Quick start

To profile a metagenomic or metatranscriptomic sample, install the tool and follow the instructions in the tutorial. If you use this tool in published work, please cite us.


Phylogenetic markers are genes that can be used to reconstruct the evolutionary history of organisms and to profile the taxonomic composition of environmental samples. Efforts to find a good set of protein-coding phylogenetic marker genes led to the identification of 40 universal marker genes (MGs) [1,2]. These 40 MGs occur in single copy in the vast majority of known organisms and they have been used to delineate prokaryotic organisms at the species level [3].

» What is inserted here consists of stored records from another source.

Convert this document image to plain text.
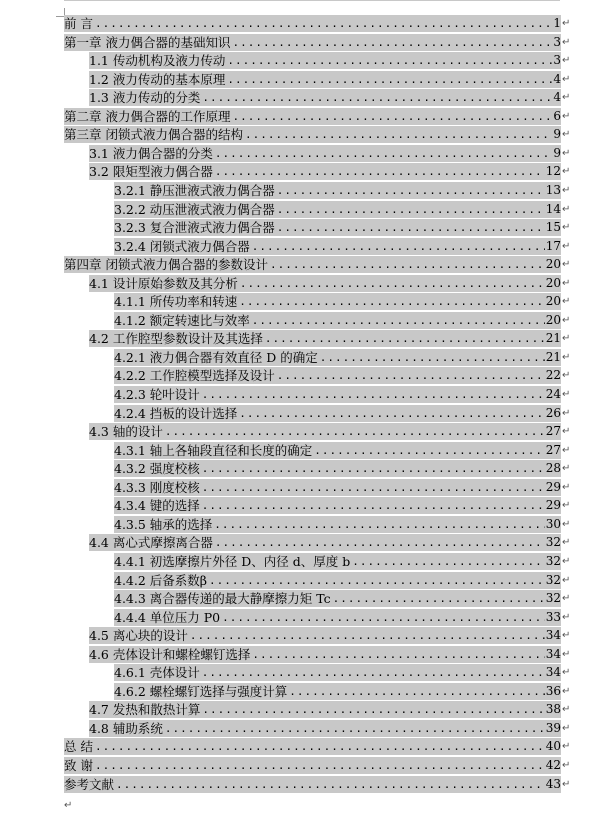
前 言 .....	1 ↵
第一章 液力偶合器的基础知识 .....	3 ↵
1.1 传动机构及液力传动 .....	3 ↵
1.2 液力传动的基本原理 .....	4 ↵
1.3 液力传动的分类 .....	4 ↵
第二章 液力偶合器的工作原理 .....	6 ↵
第三章 闭锁式液力偶合器的结构 .....	9 ↵
3.1 液力偶合器的分类 .....	9 ↵
3.2 限矩型液力偶合器 .....	12 ↵
3.2.1 静压泄液式液力偶合器 .....	13 ↵
3.2.2 动压泄液式液力偶合器 .....	14 ↵
3.2.3 复合泄液式液力偶合器 .....	15 ↵
3.2.4 闭锁式液力偶合器 .....	17 ↵
第四章 闭锁式液力偶合器的参数设计 .....	20 ↵
4.1 设计原始参数及其分析 .....	20 ↵
4.1.1 所传功率和转速 .....	20 ↵
4.1.2 额定转速比与效率 .....	20 ↵
4.2 工作腔型参数设计及其选择 .....	21 ↵
4.2.1 液力偶合器有效直径 D 的确定 .....	21 ↵
4.2.2 工作腔模型选择及设计 .....	22 ↵
4.2.3 轮叶设计 .....	24 ↵
4.2.4 挡板的设计选择 .....	26 ↵
4.3 轴的设计 .....	27 ↵
4.3.1 轴上各轴段直径和长度的确定 .....	27 ↵
4.3.2 强度校核 .....	28 ↵
4.3.3 刚度校核 .....	29 ↵
4.3.4 键的选择 .....	29 ↵
4.3.5 轴承的选择 .....	30 ↵
4.4 离心式摩擦离合器 .....	32 ↵
4.4.1 初选摩擦片外径 D、内径 d、厚度 b .....	32 ↵
4.4.2 后备系数β .....	32 ↵
4.4.3 离合器传递的最大静摩擦力矩 Tc .....	32 ↵
4.4.4 单位压力 P0 .....	33 ↵
4.5 离心块的设计 .....	34 ↵
4.6 壳体设计和螺栓螺钉选择 .....	34 ↵
4.6.1 壳体设计 .....	34 ↵
4.6.2 螺栓螺钉选择与强度计算 .....	36 ↵
4.7 发热和散热计算 .....	38 ↵
4.8 辅助系统 .....	39 ↵
总 结 .....	40 ↵
致 谢 .....	42 ↵
参考文献 .....	43 ↵
↵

The MG-based operational taxonomic unit (mOTU) profiler, originally described in [4], uses 10 of the 40 MGs to taxonomically profile shotgun metagenomes, to quantify metabolically active members in metatranscriptomics and to quantify differences between strain populations using single nucleotide variation (SNV) profiles [5].

To generate the mOTUs database, we extracted MGs from ~87,000 prokaryotic reference genomes and over 3,100 publicly available metagenomes from major human body sites, gut microbiome samples from disease association studies, and ocean water samples. The clustering of MGs resulted in 11,915 reference mOTUs (ref-mOTUs) and 2,297 metagenomic mOTUs (meta-mOTUs) [5]. For mOTUs 3, we extended the database by 19,358 ext-mOTUs that originated from ~600,000 metagenome-assembled genomes spanning 23 environments, such as mouse, cat, dog, pig, freshwater, wastewater, air, and many others [6].